Le Lille piano(s) festival 2016 a fêté  les Boris cette année,  et un troisième homme, Lukáš Vondráček, notre lauréat du Concours Reine Elisabeth 2016…. ! Un festival sur le mode majeur, qui s’enracine sur Bach et Mozart ! 

 

         Commençons par le flamboyant Boris Berezovsky, médaille d’or du Concours International Tchaïkovski 1990 à Moscou et maintenant membre de ce Jury prestigieux. C’est lui qui débutait le concert de clôture du festival avec le Concerto pour piano n° 2 en fa mineur, Op.21 de CHOPIN sous la direction de Jean-Claude Casadesus, chef-fondateur du festival et son complice de longue date.  Le pianiste russe  y a déployé  une musicalité et un flegme fascinants qui ont captivé une salle de près de 2000 spectateurs émus et bouleversés par ce sommet de l’ivresse romantique et ce talent pianistique hors pair. Les majestueux élans passionnés ont alterné avec la poésie profonde, intime et raffinée. Boris Berezovsky, en interaction presque viscérale avec l’orchestre,  joue mais écoute les moindres frissons des violons, délicatement  inspirés par le maestro Jean-Claude Casadesus.
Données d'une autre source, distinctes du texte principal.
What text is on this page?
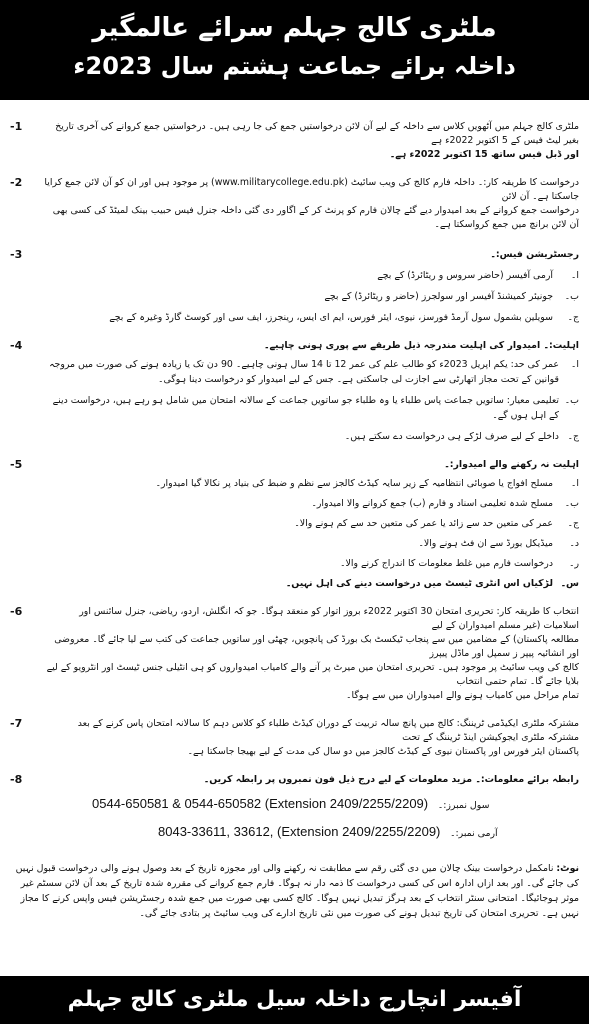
ملٹری کالج جہلم سرائے عالمگیر
داخلہ برائے جماعت ہشتم سال 2023ء
-1	ملٹری کالج جہلم میں آٹھویں کلاس سے داخلہ کے لیے آن لائن درخواستیں جمع کی جا رہی ہیں۔ درخواستیں جمع کروانے کی آخری تاریخ بغیر لیٹ فیس کے 5 اکتوبر 2022ء ہے
اور ڈبل فیس ساتھ 15 اکتوبر 2022ء ہے۔
-2	درخواست کا طریقہ کار:۔ داخلہ فارم کالج کی ویب سائیٹ (www.militarycollege.edu.pk) پر موجود ہیں اور ان کو آن لائن جمع کرایا جاسکتا ہے۔ آن لائن
درخواست جمع کروانے کے بعد امیدوار دیے گئے چالان فارم کو پرنٹ کر کے اگاور دی گئی داخلہ جنرل فیس حبیب بینک لمیٹڈ کی کسی بھی آن لائن برانچ میں جمع کرواسکتا ہے۔
-3	رجسٹریشن فیس:۔
ا۔
آرمی آفیسر (حاضر سروس و ریٹائرڈ) کے بچے
ب۔
جونیئر کمیشنڈ آفیسر اور سولجرز (حاضر و ریٹائرڈ) کے بچے
ج۔
سویلین بشمول سول آرمڈ فورسز، نیوی، ایئر فورس، ایم ای ایس، رینجرز، ایف سی اور کوسٹ گارڈ وغیرہ کے بچے
-4	اہلیت:۔ امیدوار کی اہلیت مندرجہ ذیل طریقے سے پوری ہونی چاہیے۔
ا۔
عمر کی حد: یکم اپریل 2023ء کو طالب علم کی عمر 12 تا 14 سال ہونی چاہیے۔ 90 دن تک یا زیادہ ہونے کی صورت میں مروجہ قوانین کے تحت مجاز اتھارٹی سے اجازت لی جاسکتی ہے۔ جس کے لیے امیدوار کو درخواست دینا ہوگی۔
ب۔
تعلیمی معیار: ساتویں جماعت پاس طلباء یا وہ طلباء جو ساتویں جماعت کے سالانہ امتحان میں شامل ہو رہے ہیں، درخواست دینے کے اہل ہوں گے۔
ج۔
داخلے کے لیے صرف لڑکے ہی درخواست دے سکتے ہیں۔
-5	اہلیت نہ رکھنے والے امیدوار:۔
ا۔
مسلح افواج یا صوبائی انتظامیہ کے زیر سایہ کیڈٹ کالجز سے نظم و ضبط کی بنیاد پر نکالا گیا امیدوار۔
ب۔
مسلح شدہ تعلیمی اسناد و فارم (ب) جمع کروانے والا امیدوار۔
ج۔
عمر کی متعین حد سے زائد یا عمر کی متعین حد سے کم ہونے والا۔
د۔
میڈیکل بورڈ سے ان فٹ ہونے والا۔
ر۔
درخواست فارم میں غلط معلومات کا اندراج کرنے والا۔
س۔
لڑکیاں اس انٹری ٹیسٹ میں درخواست دینے کی اہل نہیں۔
-6	انتخاب کا طریقہ کار: تحریری امتحان 30 اکتوبر 2022ء بروز اتوار کو منعقد ہوگا۔ جو کہ انگلش، اردو، ریاضی، جنرل سائنس اور اسلامیات (غیر مسلم امیدواران کے لیے
مطالعہ پاکستان) کے مضامین میں سے پنجاب ٹیکسٹ بک بورڈ کی پانچویں، چھٹی اور ساتویں جماعت کی کتب سے لیا جائے گا۔ معروضی اور انشائیہ پیپر ز سمپل اور ماڈل پیپرز
کالج کی ویب سائیٹ پر موجود ہیں۔ تحریری امتحان میں میرٹ پر آنے والے کامیاب امیدواروں کو ہی انٹیلی جنس ٹیسٹ اور انٹرویو کے لیے بلایا جائے گا۔ تمام حتمی انتخاب
تمام مراحل میں کامیاب ہونے والے امیدواران میں سے ہوگا۔
-7	مشترکہ ملٹری ایکیڈمی ٹریننگ: کالج میں پانچ سالہ تربیت کے دوران کیڈٹ طلباء کو کلاس دہم کا سالانہ امتحان پاس کرنے کے بعد مشترکہ ملٹری ایجوکیشن اینڈ ٹریننگ کے تحت
پاکستان ایئر فورس اور پاکستان نیوی کے کیڈٹ کالجز میں دو سال کی مدت کے لیے بھیجا جاسکتا ہے۔
-8	رابطہ برائے معلومات:۔ مزید معلومات کے لیے درج ذیل فون نمبروں پر رابطہ کریں۔
0544-650581 & 0544-650582 (Extension 2409/2255/2209) سول نمبرز:۔
8043-33611, 33612, (Extension 2409/2255/2209) آرمی نمبر:۔
نوٹ: نامکمل درخواست بینک چالان میں دی گئی رقم سے مطابقت نہ رکھنے والی اور مجوزہ تاریخ کے بعد وصول ہونے والی درخواست قبول نہیں کی جائے گی۔ اور بعد ازاں ادارہ اس کی کسی درخواست کا ذمہ دار نہ ہوگا۔ فارم جمع کروانے کی مقررہ شدہ تاریخ کے بعد آن لائن سسٹم غیر موثر ہوجائیگا۔ امتحانی سنٹر انتخاب کے بعد ہرگز تبدیل نہیں ہوگا۔ کالج کسی بھی صورت میں جمع شدہ رجسٹریشن فیس واپس کرنے کا مجاز نہیں ہے۔ تحریری امتحان کی تاریخ تبدیل ہونے کی صورت میں نئی تاریخ ادارے کی ویب سائیٹ پر بتادی جائے گی۔
آفیسر انچارج داخلہ سیل ملٹری کالج جہلم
Monstre sacré, le pianiste produit tour à tour des tornades de notes et des ruissellements emplis de grâce… on en oublie presque l’orchestre dont le déploiement de timbres a pourtant de quoi séduire. On est cloué sous le charme de l’âme slave qui exalte ou fait pleurer. Les parachèvements de  chaque veine musicale sont grandioses  dès le premier mouvement.  Dans le deuxième mouvement, après les  exquises volutes de la cadence, on croirait entendre  naître des voix de chœur d’hommes, tant les vibrations sont belles pour encadrer la souplesse et l’expressivité intense du soliste. Jean-Claude Casadesus conduit la dernière phrase de ce mouvement comme une traînée de poussière d’étoiles.  Au troisième mouvement, les archets rebondissent joyeusement comme  une volée de  chaussons de danse, le soliste taquine le clavier, les jeux de bilboquets s’amoncellent, l’orchestre est rutilant et célèbre la joie de vivre.  Cuivres et piano complices concluent cette fête dans la fête, devant un public subjugué par les  humeurs de l’âme slave et la transparence française. Et le soliste, meilleur instrumentiste de l’année 2006, livre un bis  plein de panache : la première étude de CHOPIN.


  
          Mais la soirée n’est pas finie, elle se terminera de façon insolite sur une double exécution du Boléro de RAVEL. D’abord un quatre mains au piano, interprété par Wilhem Latchoumia et Marie Vermeulin au piano.  L’exécution est spectaculaire, parodique, portrait d’un monde malade,  image  d’une humanité  au bord du gouffre ? L’orchestre est figé dans le noir. Sous les lumières,  les deux pianistes semblent fabriquer  la sinistre performance d’un destin qui s’anéantit, jusqu’à utiliser des changements d’harmonie qui produisent d’étranges sons surgelés – le rire des autres planètes? Cela semble convenir parfaitement à l’expression  de leur vision  narquoise, lugubre et pessimiste.  Impassible, Wilhem Latchoumia moque sans la moindre faille l’implacable métronome du temps, tandis que Marie Vermeulin,  pourtant vêtue d’une sage tunique de dentelle et d’un pantalon noir, ne cesse de séduire par sa gestuelle gracieuse de danseuse orientale.  Puis, au cœur de la dérision,  la gestuelle se disloque comme dans un massacre surréaliste.  Et malgré le dynamisme effarant des pianistes ying et yang, l’issue  du monde semble fatale,  laissant un terrifiant goût de  crépuscule.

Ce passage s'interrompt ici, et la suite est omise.